The registry sync workflow tolerates producer-side faults. For each entry, the public `registry.json` exposes a `status` and `last_error` field so producers can debug failures end-to-end:

| Status | Meaning | Producer action |
| --- | --- | --- |
| `ok` | Fetched, validated, current. | None. |
| `pending` | Registered but not yet synced. | Wait for the next sync run (≤ 24h, sooner with dispatch). |
| `missing` | 404 from `graph_url` in the last sync. | Verify the file exists at the URL, on the default branch, and the path matches the entry. |
| `invalid` | Fetched body failed schema validation. | Run the graph through `npm run validate` locally; fix the field that fails. |
| `oversize` | Graph exceeds 50 MB. | Slim the graph or split it; the registry will not fetch oversize bodies. |
| `transient_error` | Network or 5xx; will retry. | None unless persistent. |
| `dead` | 7+ consecutive misses. | Re-publish or open an issue to remove the entry. |
| `renamed` | Superseded by `renamed_to`. | Update tooling to point at the new id. |
| `revoked` | Maintainer-retracted. | Contact maintainers if this was unexpected. |

Drift fields (`source_sha`, `head_sha`, `commits_behind`, `drift_checked_at`) are populated only when the producer embeds a commit sha in graph metadata. If `commits_behind > 0`, the graph is stale relative to the source repo's default branch — agents may want to surface this to the user. If the producer omits the sha entirely, drift values stay `null` and the registry skips the check silently.

To debug a single entry without waiting for the nightly sync, fire the dispatch in §4 with the entry id; the workflow logs the per-entry result publicly under [Actions → sync](https://github.com/looptech-ai/understand-quickly/actions/workflows/sync.yml).

## 10. Embeddable status badge

Every registered entry gets a public SVG badge at:

  https://looptech-ai.github.io/understand-quickly/badges/<owner>--<repo>.svg

It updates on every sync. Status flips colors automatically. Wrap it in a link to the live entry view to give your README readers a one-click jump into the registry browser.

## 11. Discovery via `.well-known`

Producers MAY publish a `.well-known/code-graph.json` at their repo root.
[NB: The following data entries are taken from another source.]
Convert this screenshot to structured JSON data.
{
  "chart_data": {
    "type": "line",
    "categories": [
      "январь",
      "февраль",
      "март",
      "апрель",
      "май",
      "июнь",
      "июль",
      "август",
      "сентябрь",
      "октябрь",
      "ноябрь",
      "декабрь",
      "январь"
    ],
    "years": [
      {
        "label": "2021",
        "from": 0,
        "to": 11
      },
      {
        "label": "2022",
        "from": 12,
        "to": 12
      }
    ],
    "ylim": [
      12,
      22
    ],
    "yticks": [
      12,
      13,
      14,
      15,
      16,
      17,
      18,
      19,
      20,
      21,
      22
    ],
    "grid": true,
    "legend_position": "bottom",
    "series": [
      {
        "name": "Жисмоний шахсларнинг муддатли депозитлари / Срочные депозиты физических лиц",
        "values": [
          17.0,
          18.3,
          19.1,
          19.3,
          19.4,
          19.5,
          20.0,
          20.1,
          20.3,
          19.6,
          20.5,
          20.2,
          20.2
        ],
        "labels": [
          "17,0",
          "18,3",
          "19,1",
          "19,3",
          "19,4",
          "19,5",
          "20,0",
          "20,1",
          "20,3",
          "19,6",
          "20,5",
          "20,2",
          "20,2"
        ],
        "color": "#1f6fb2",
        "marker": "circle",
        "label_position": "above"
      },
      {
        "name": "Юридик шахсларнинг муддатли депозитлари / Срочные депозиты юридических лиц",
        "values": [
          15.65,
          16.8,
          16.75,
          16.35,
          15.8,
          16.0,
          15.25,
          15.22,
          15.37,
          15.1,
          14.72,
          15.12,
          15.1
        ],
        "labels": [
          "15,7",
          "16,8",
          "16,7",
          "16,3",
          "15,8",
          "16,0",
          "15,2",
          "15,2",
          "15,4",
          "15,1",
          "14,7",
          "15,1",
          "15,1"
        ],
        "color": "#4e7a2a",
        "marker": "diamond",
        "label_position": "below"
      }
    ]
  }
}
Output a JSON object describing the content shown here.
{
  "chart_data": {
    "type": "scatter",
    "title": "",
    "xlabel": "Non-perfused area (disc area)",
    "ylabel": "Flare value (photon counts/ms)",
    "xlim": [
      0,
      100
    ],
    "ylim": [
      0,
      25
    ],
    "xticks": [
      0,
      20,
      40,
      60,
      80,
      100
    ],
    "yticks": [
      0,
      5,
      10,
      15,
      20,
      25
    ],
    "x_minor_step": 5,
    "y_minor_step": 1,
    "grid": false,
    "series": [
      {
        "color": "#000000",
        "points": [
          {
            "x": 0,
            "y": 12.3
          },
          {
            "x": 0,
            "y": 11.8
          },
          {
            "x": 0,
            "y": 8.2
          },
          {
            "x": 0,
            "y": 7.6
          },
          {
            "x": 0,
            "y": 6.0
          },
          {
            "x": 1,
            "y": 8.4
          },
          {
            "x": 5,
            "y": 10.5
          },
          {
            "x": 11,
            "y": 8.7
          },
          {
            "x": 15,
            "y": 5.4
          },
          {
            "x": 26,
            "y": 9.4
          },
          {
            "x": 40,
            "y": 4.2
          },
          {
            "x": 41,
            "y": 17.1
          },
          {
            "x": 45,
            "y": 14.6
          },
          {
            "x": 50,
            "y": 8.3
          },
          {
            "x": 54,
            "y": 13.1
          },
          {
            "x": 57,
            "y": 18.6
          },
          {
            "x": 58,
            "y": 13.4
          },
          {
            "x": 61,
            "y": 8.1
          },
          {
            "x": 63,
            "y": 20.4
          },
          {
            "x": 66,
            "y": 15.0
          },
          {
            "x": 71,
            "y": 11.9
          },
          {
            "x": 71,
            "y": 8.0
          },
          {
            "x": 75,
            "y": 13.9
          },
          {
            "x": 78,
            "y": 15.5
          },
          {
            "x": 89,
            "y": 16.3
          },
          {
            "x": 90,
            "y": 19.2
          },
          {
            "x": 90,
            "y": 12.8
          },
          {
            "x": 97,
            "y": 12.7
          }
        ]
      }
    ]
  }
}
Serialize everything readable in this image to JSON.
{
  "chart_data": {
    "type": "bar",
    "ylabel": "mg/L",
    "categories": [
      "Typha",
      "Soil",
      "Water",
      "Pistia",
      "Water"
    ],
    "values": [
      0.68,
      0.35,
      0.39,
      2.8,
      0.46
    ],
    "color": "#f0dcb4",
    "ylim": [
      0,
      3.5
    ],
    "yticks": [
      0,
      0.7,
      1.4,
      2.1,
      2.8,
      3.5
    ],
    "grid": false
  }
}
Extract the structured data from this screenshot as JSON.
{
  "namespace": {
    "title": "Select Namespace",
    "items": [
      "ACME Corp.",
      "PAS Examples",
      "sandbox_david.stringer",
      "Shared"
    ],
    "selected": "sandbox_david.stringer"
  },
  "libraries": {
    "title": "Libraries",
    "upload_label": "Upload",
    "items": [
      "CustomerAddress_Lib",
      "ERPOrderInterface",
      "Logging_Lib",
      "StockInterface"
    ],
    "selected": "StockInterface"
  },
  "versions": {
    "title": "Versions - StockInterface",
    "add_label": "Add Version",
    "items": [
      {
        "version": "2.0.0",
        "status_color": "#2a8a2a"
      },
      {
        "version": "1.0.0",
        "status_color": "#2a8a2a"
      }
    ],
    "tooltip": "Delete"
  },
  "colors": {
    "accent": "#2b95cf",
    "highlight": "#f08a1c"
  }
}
Agents will probe this path before falling back to the registry. This makes a producer's graph discoverable even if their repo isn't yet registered with us.

The full protocol spec lives at [`docs/spec/code-graph-protocol.md`](../spec/code-graph-protocol.md).

## 12. Licensing of submitted data

When a Producer ships a `--publish` flag, they are arranging for their users' graphs and bundles to be ingested by the registry. Each ingestion is governed by [`DATA-LICENSE.md`](../../DATA-LICENSE.md) — the **Understand-Quickly Data License 1.0**. In short:

- **What Users get.** Anyone may download, redistribute, and use Registry Data — including for AI/ML training, indexing, and commercial products. Users get this grant directly from the Licensor; the rights travel with any fork or extension of the Registry.
- **What Producers grant on submission (§4).** When a Producer's `--publish` flag fires `repository_dispatch`, the producer warrants that the submitter has the right to publish the linked graph/bundle, and grants the Registry's beneficiaries (Alex Macdonald-Smith and LoopTech.AI) the right to fetch, cache, redistribute, aggregate, and train on the linked artifact and its metadata. The same rights extend to all Users.
- **What Forkers grant (§3).** Anyone hosting a fork or extension of the Registry passes the same back-grant upstream to the beneficiaries.
- **What Producers should communicate to their own users.** A one-paragraph note in the `--publish` documentation pointing at this protocol and `DATA-LICENSE.md` is sufficient. The submission is opt-in (gated on the flag and a token), so users are never surprised. If your users' content is on a license that conflicts with §2 of `DATA-LICENSE.md`, the producer-side docs SHOULD recommend they not enable `--publish` for those repos.

Producers integrating today don't need to do anything extra beyond the §4 dispatch — the grant attaches automatically at the moment of submission. The relevant point for upstream review is that **enabling `--publish` is a deliberate, user-facing act** with documented downstream effects, not an invisible default.